Durability has been a bit of a mixed bag for the Terra Kiger 5. On one hand, the upper shows absolutely no signs of wear after 200 miles in the shoe. It seems to be very well constructed, and I’m fairly confident that it will hold up for several hundred more miles. The midsole cushioning is also holding up well. As I mentioned above, it has softened up a bit as I’ve put more miles on the shoes, but not in a bad way — I think the cushion actually feels better now than it did out of the box.
Unfortunately, the outsole is a different story. The soft, sticky rubber in the forefoot had visible wear after my very first run in the shoe (about 8 miles), and has continued to wear down pretty quickly. After 200 miles, all the lugs in the front ¼-inch / ~6 mm of the outsole have completely worn off. At this point, I expect the rest of the outsole to wear out well before the rest of the shoe. The harder rubber compound used in the heel area seems to be holding up just fine, which leads me to believe that slightly more strategic placement of hard and soft rubber compounds could greatly improve the Terra Kiger 5’s durability. Using an approach similar to the La Sportiva Bushido II, which has a harder rubber compound all the way around the outside of the sole and softer compound in the middle, could improve durability while still maintaining decent traction.

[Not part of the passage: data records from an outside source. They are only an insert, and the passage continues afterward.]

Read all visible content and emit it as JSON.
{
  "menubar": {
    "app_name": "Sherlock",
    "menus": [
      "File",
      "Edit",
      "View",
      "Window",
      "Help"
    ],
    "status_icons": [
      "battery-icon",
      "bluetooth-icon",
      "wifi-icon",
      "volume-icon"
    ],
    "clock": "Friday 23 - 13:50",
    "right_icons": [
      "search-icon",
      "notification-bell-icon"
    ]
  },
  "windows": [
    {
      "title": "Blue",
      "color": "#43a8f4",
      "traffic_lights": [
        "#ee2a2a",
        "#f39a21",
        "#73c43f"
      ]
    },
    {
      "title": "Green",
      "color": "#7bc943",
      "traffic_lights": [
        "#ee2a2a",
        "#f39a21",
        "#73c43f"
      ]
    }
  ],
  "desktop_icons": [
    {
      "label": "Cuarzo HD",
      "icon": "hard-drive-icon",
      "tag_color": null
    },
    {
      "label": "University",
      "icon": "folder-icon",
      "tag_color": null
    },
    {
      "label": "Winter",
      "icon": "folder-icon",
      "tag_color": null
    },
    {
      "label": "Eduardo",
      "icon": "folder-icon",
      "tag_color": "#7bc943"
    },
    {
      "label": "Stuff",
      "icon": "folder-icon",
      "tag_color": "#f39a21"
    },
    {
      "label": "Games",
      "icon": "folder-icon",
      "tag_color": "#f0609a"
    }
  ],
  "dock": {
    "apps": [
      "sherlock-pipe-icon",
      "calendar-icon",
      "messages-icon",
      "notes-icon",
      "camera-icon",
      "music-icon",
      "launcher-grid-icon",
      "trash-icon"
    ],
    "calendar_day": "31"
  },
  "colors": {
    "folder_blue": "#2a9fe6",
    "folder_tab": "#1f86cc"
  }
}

While Nike is marketing the Terra Kiger 6 as a more durable shoe than the 5, the only part of the shoe that I’ve had durability issues with hasn’t changed at all in the new version. As discussed above, the Terra Kiger 6’s outsole uses the same materials and design as the 5. So even if the 6’s upper is more durable, I’d expect the outsole to wear down well before the upper blows out.
Who’s It For?
The Terra Kiger 5 is a good all-terrain shoe for runners who like a lower stack-height shoe with a firm, fast ride. It does especially well on shorter runs, as the lack of cushioning can lead to some foot fatigue on longer efforts. If, like me, you often struggle to find shoes that fit securely while still having a bit of space for your toes, the Terra Kiger might be the shoe for you. Its fit has been locked-down enough for technical trails, but still feels comfortable on more even surfaces. With that said, it’s not a particularly protective or grippy shoe on loose surfaces, so it may not be the best option if your runs tend to include lots of technical or loose terrain.

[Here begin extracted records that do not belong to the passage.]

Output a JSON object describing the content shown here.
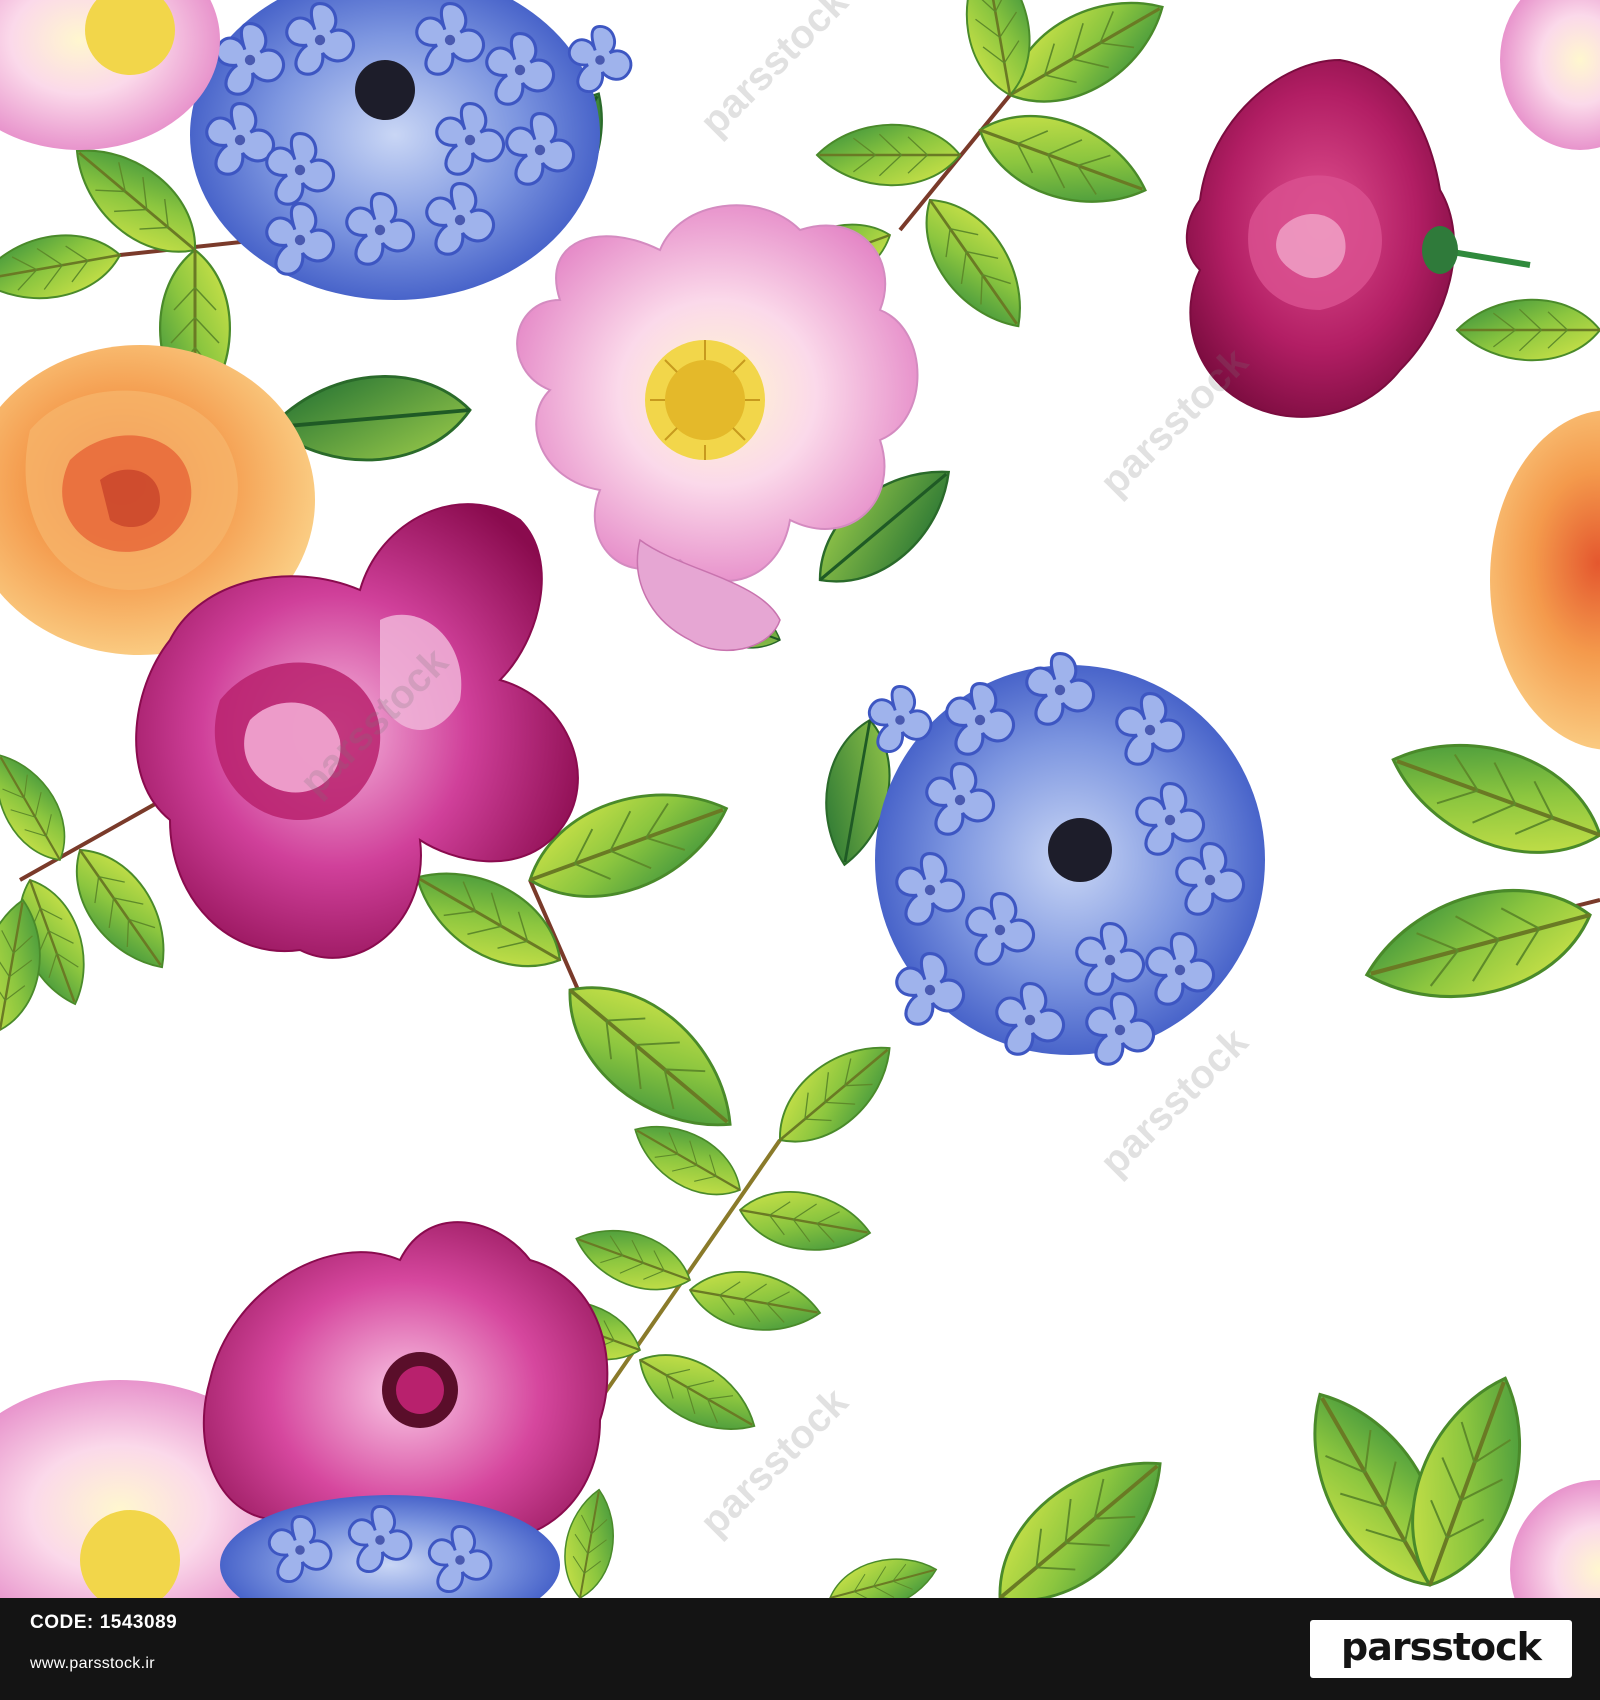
{
  "artwork": {
    "subject": "seamless watercolor floral pattern",
    "background_color": "#ffffff",
    "elements": [
      "blue-phlox-cluster-top",
      "blue-phlox-cluster-center",
      "pink-wild-rose-top",
      "magenta-rose-left",
      "orange-rose-left",
      "crimson-rose-top-right",
      "pink-peony-bottom",
      "rose-leaf-branches"
    ]
  },
  "watermark": {
    "text": "parsstock"
  },
  "footer": {
    "code_label": "CODE:",
    "code_value": "1543089",
    "url": "www.parsstock.ir",
    "brand": "parsstock",
    "background_color": "#141414"
  }
}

All told, I think that the Nike Terra Kiger 5 is a pretty great shoe for the right people. It has its issues, but the versatile fit and efficient ride make it one of my go-to shoes for runs under ~2 hours. Unlike previous versions of the shoe, the Terra Kiger 5 is a legit trail shoe that can hold its own against shoes from established brands like Altra, Hoka, and Salomon.
If you’ve been skeptical about Nike trail shoes in the past, now is a great time to give them a shot. One additional perk of the Terra Kiger 5 is that it’s currently on sale for around $100 on most sites, now that version 6 has been released. While I’m a bit bummed that the Terra Kiger 6 didn’t cut any weight or address the traction problems I had with the 5, I think it will still be a solid shoe for all of the same reasons that I’ve liked the 5.